700m
Dal tornante con il divieto di transito (cartello indicante il bivacco 4h30′) si prosegue lungo la sterrata, (circa 3 km) inizialmente con un lungo traverso poi con una serie di tornanti sino a raggiungere la centrale idroelettrica di Laures, di recente costruzione.
Qui sulla destra, a fianco di una baita diroccata, inizia il bel sentiero che sale repentinamente nel fresco bosco. Grazie alle alte pareti che circondano il vallone anche in piena estate il sole arriva molto tardi al mattino. Senza possibilità di errore il sentiero sale attraversando il torrente di Laures più volte tramite bei ponti in legno. A 1615 m si tocca la baita di Vieille, quindi a 2000 m la Tramail, unici due alpeggi presenti lungo la salita. In entrambi i casi è presente una fontana.
Superati altri ponti si esce definitivamente dal bosco, e si sale tra massi e prati, incontrando poi un bivio: a destra il sentiero 1a più diretto che porta all’intaglio dove sfocia il torrente Laures dall’omonimo lago, il sentiero n.1 a sinistra invece (consigliabile) con numerose svolte risale i terrazzi rocciosi; si attraversa a 2300 m circa un canalone che ad inizio stagione può essere invaso dalla neve. Attraversatolo, lo si riattraversa poco sopra verso sinistra e quindi si salgono i facili pendii fino a sbucare al ripiano erboso del dosso che contiene il Lago Inferiore di Laures 2544 m. Per raggiungere il bivacco, inizialmente non visibile, si continua a sinistra perdendo 30-40 m di dislivello, finchè questo non appare dietro un costone erboso.
Si transita nella conca che ospita il lago delle Laures e si segue il segnavia n. 3 per il Colle di Leppe. Il sentiero (ogni tanto lo si perde) passa sulla sinistra orografica del secondo lago. Superato il secondo lago, si volta alla propria sinistra e si risale fino al colle 3108 m.
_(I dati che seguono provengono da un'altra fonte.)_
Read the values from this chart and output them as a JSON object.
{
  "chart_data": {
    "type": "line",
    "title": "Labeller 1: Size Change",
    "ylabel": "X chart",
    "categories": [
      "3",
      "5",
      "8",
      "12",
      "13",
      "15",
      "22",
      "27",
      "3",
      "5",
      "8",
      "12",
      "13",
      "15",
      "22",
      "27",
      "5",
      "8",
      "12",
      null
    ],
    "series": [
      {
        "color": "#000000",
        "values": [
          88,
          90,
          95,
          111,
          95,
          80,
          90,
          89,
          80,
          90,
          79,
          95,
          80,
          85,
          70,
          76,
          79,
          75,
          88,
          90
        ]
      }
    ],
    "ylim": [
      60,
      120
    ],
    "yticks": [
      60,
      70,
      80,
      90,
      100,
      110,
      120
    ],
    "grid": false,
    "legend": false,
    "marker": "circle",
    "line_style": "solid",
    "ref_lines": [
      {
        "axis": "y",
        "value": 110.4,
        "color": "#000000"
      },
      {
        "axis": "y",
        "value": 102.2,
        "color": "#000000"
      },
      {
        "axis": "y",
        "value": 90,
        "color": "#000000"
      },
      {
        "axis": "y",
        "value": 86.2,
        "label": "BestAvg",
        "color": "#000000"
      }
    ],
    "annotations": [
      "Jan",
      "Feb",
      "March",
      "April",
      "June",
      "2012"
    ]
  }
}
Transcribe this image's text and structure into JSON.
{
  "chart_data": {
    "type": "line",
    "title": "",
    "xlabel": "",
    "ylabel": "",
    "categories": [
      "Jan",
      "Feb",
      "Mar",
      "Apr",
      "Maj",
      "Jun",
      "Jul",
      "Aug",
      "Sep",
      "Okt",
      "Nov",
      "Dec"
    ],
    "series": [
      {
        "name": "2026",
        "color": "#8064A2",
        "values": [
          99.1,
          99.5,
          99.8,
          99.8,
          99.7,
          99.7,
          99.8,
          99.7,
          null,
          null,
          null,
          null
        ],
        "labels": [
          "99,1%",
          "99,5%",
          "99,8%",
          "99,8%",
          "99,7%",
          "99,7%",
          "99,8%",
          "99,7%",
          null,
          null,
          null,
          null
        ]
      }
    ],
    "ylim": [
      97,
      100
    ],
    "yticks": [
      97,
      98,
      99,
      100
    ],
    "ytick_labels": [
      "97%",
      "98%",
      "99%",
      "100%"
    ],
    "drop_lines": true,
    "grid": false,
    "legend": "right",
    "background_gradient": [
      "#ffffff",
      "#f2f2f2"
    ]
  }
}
Dal colle si apre il versante di salita della Punta Garzotto, sulla sinistra (rispetto al senso di marcia arrivandovi).
Faccia verso la Garzotto, si sale il breve pendio di detriti mobili (ci sono vaghe tracce) portandosi al di sotto di una placconata di color grigio chiaro. Qui si reperisce una traccia migliore che in diagonale ascendente da destra a sinistra permette di aggirarla, accendendo poi alla parte superiore del versante O/SO della montagna, ora più ampio. Seguendo i rari ometti ci si mantiene verso destra di questo pendio, dove le pietre sono di dimensioni più piccole (si può anche salire sulla sinistra ma si devono superare rocce di grosse dimensioni su facile arrampicata). Giunti al di sotto di una caratteristica roccia con una spaccatura molto profonda (visibile già dal colle), si devia verso sinistra accedendo per un tratto al versante ovest, quindi si rimonta in cresta raggiungendo l’anticima, contrassegnata da un paletto di legno.
Senza difficoltà si scende ad un intaglio tra essa e la cima, ormai vicina, per poi abbassarsi di qualche metro a sinistra per evitare passaggi di arrampicata più impegnativi, quindi si rimonta verso il breve castelletto sommitale, che si raggiunge con qualche facile passo di I sulla destra oppure per pietrame instabile poco più a sinistra.
Gli amici Cardellina, Massoni & C. hanno montato la croce di vetta con una targa commemorativa.